Oh this sort of thing gets a whole chapter in my forthcoming book,
How to win Enemies and give them the Influence they Need to Cause You Harm.
URL shorteners already creep me out.
Was hoping for an Easter egg with this one:
Thanks, already had enough Rick Astley today. Boom-ch-boom-boom!
Hey, it works!
I teach web development, and creating a URL shortener is our first ‘application’ challenge. Most students are happy to make a conventional shortener, but I always tell one pair I have a special challenge for them.
“I want you to make it longer.”
“But… why?”
“Because we can.”
“But… but… what will it do?”
“Exactly.”
And this is how you get a URL lengthener that turns your link into procedurally generated Taylor Swift lyrics.
Oh, whaddyaknow?! There is an Easter egg!
This is wise. They should scare anyone.
FIFY…
There’s actually one long-running spammer (an Arizona-based outfit that specializes in small US businesses) that used 5z8.info URLs in their spam for a while.
Spammers often use URL rewriting services as a way to get past URL-based blacklists, and this outfit must have reasoned that it didn’t matter what the URL looked like. HTML-formatted emails mostly hide the URL from the recipient, so the risk that recipients would be frightened off by the apparently ‘shady’ URL was small.
well it sure fools the work filters.
And that splains getting blocked at work.
Doesn’t work recursively to generate really long and disturbing links.
If I were a spammer I’d use this for the unsubscribe link.
At the current effective rate of queryingbit.ly
, enumerating the entire bit.ly database would take approximately 12.2 million compute hours, roughly equivalent to 510,000 client-days.
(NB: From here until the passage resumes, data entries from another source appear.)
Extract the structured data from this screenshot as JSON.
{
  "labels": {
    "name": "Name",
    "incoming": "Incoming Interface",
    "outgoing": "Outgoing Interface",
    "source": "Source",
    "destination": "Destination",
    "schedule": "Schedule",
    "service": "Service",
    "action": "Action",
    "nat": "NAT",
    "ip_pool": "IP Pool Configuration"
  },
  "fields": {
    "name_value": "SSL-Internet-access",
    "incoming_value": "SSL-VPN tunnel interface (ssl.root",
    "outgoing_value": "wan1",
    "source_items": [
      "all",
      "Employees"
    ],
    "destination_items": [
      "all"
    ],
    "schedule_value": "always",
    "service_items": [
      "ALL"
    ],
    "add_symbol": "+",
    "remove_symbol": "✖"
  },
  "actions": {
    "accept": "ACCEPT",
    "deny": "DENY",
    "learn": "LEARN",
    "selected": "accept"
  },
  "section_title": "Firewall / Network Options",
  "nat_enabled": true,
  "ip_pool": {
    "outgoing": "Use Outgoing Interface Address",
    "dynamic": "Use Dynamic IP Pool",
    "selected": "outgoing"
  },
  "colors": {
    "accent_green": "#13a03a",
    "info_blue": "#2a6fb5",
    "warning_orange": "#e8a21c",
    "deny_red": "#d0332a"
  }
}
Amazon EC2 Spot Instances may be a cost-effective resource for automated URL scanning...At the time we were conducting our scanning experiments, Amazon EC2 Spot Instances cost $0.003 per hour, thus scanning the entirebit.ly
URL space would have cost approximately $36,700.
!!!
A bit much to do just for the lulz; but probably not enough to even need Serious Signed Approval at a number of the world’s spook shops, never mind the economically motivated criminals.
(And, of course, bit.ly already has the entire bit.ly database, since that’s how ‘the bit.ly database’ exists; and what do they do to make money, anyway?)
If you have an unsubscribe link, I think you’re missing some foundational concepts of spam.
Ha that’s pretty funny. I made something like this too, to give short urls a bit more style.
friskypriests.com
hogtiedteens.org
shittyporn.com
tittycircus.com
crackheadlove.com
shittydomain.com
tittykazoo.com
I haven’t tested them in awhile but as far as I know they all still work. And with at least friskypriests.com you can assign your own custom code (http://friskypriests.com/boing goes to my preferred method of reading boingboing, for example).
Edited to add: they have another advantage over most short url services: their generated codes are just 4 characters, making them easy to type by hand.
… and now you’re on a watchlist, too. Congratulations!